Chia seeds are a great source of fiber, with about 10 grams in a two-tablespoon serving. The fiber in chia seeds is mainly insoluble fiber, which turns into a gel when combined with water and helps form bulkier, softer stools that are easier to pass. (Oats, peas, beans, apples, citrus fruits, carrots, barley, and psyllium husk—as found in Metamucil—also contain soluble fiber.)
I Tried the Trending Internal Shower Drink–Here Are My Thoughts
I watched TikTok after TikTok about the proper way to drink the internal shower drink and think I followed the directions to a tee. I let the mixture sit for 15 minutes in the fridge, added a tiny bit of honey to help the taste, and chugged it on an empty stomach (minus a cup of coffee). The taste honestly wasn’t awful, as it just tasted like lemon water.
The texture, however, is a different story. It was chunky.
If you have a strong gag reflex, this is not the drink for you. Regardless, it wasn’t terrible and I got it down without too much of a fight.
I drank it at 11:30 a.m., ate a balanced lunch at 1:00 p.m., and waited.
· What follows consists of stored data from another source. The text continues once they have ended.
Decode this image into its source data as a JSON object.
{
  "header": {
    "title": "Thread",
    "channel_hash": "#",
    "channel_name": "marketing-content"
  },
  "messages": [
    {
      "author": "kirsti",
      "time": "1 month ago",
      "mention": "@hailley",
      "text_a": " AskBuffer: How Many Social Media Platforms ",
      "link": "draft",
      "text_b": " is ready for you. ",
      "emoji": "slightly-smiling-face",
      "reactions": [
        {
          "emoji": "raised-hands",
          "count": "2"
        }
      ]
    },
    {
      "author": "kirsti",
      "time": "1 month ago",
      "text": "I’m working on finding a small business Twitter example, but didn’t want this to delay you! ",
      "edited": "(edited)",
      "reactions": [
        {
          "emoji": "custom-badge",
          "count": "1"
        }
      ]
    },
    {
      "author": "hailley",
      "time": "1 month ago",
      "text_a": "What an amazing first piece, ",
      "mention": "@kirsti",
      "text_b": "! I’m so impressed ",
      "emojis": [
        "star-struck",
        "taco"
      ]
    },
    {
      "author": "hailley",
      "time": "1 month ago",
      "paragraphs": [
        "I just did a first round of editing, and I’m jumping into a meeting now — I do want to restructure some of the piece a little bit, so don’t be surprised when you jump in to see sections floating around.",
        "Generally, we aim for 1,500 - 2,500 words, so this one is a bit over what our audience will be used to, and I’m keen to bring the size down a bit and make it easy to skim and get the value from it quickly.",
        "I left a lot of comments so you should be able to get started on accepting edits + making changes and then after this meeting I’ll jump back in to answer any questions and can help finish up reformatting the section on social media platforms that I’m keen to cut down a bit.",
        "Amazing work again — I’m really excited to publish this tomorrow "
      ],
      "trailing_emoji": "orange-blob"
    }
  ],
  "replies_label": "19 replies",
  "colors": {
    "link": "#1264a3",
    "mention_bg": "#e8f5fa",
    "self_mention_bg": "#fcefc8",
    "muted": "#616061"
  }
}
After three hours, nothing had happened. A few people on TikTok experienced immediate results, so even though Dr. Shiue said it could take 12 hours, I was impatient. On hour five, there was a “movement,” but nothing crazy. Given I wasn’t constipated when I drank it, the internal shower drink probably just didn’t have as dramatic/notable of an effect on me.
Will this be something I do again? Probably not, unless I truly have a need for it. I don’t think that people with regular bowel movements really need to incorporate the internal shower drink into their diets. Maintaining a healthy level of fiber from other foods and/or adding chia seeds to other recipes should be enough. However, if you’re feeling constipated or want a good system reset, this drink will do the trick.